# 2.0lt petrol 2002 Ducato Engine click



## Globetrotter67 (Apr 12, 2019)

Hello everyone, Have just become the proud owner of a 2002 Ducato Petrol Motorhome (27k miles and recently serviced) and need your help with an annoying clicking noise coming from the top of the Engine, best way to describe it is it,s like the indicators are still on even when they're not when at standstill, as revs increase so does the pace of the click but not massively faster, would appreciate it if anyone has had the same experience and if so what the problem was. Many thanks in advance.


----------



## erneboy (Feb 8, 2007)

If it speeds up but doesn't keep pace with the revs it's a proper mystery.

Have a mechanic listen to it.

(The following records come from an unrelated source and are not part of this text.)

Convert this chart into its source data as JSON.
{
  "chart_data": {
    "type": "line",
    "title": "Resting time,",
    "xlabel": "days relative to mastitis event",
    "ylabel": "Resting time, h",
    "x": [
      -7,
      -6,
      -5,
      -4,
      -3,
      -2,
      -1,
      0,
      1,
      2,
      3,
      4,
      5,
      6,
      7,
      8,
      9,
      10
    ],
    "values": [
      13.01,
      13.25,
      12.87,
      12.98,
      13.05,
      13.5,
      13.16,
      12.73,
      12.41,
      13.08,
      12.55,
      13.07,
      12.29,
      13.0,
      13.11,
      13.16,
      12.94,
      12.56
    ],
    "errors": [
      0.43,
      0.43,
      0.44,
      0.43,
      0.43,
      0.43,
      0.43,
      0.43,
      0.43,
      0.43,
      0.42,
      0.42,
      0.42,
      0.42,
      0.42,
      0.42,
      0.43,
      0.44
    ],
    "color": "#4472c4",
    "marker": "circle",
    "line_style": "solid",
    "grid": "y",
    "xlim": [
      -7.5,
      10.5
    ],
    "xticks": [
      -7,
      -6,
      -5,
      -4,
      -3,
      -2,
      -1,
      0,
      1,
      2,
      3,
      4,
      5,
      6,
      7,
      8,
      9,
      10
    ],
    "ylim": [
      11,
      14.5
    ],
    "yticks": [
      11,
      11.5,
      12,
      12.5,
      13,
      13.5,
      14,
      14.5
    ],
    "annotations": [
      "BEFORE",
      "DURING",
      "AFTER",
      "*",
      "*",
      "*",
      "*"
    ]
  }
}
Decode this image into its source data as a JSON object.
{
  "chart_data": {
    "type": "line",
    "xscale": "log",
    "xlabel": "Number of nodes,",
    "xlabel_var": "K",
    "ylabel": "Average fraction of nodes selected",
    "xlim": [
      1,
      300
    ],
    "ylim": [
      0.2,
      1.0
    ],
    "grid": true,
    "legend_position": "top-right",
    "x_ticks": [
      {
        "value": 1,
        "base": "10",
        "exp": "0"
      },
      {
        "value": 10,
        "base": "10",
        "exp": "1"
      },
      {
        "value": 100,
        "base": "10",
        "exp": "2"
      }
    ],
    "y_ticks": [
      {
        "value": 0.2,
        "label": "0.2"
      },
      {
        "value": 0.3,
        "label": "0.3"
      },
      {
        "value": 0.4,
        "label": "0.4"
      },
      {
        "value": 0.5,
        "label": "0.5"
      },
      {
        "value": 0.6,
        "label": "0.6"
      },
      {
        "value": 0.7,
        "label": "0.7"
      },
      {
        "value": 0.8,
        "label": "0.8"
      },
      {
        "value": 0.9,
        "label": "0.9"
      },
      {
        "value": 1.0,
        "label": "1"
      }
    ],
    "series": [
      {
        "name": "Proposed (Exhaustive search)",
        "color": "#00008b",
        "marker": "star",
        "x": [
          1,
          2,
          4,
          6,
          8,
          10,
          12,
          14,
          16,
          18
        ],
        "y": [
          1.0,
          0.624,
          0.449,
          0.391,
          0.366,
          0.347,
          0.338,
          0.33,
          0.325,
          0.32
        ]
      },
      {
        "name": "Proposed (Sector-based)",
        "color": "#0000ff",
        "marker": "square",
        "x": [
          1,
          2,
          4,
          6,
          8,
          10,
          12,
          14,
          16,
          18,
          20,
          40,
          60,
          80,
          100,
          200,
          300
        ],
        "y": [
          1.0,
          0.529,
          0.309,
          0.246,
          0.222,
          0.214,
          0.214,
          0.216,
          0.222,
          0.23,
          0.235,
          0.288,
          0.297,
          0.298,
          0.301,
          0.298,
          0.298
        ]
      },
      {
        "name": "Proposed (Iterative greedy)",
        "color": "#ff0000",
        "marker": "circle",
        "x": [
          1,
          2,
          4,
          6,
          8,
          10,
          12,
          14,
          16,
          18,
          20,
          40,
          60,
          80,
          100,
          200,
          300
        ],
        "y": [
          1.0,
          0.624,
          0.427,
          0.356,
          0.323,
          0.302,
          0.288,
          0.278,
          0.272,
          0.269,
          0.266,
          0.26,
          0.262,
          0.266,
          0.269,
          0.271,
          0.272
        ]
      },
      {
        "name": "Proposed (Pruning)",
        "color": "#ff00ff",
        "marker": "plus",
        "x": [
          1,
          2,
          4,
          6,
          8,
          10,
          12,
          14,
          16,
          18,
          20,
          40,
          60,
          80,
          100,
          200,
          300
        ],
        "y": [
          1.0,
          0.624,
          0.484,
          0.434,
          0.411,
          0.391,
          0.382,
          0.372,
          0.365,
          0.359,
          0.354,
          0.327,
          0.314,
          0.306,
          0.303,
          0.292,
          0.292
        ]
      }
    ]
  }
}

He'll know what it is.


----------



## Pudsey_Bear (Sep 25, 2008)

Hi and welcome to MHF.

It could be as simple as the fan belt breaking up and a loose end catching something, as Alan says you need a mechanic.


----------



## dghr272 (Jun 14, 2012)

To determine the area for the noise a mechanics trick is to use something like a long extension bar from a socket set, place it on various parts of the engine whilst it’s running and press your ear to the end of the bar.

Just stay clear of moving parts.

Talking of moving parts, if you have one, a viscous operated cooling van doesn’t maintain revs with the engine, worth checking the fan blades aren’t snagging on something.

Terry


----------



## EJB (Aug 25, 2007)

Is it really a petrol engine??


----------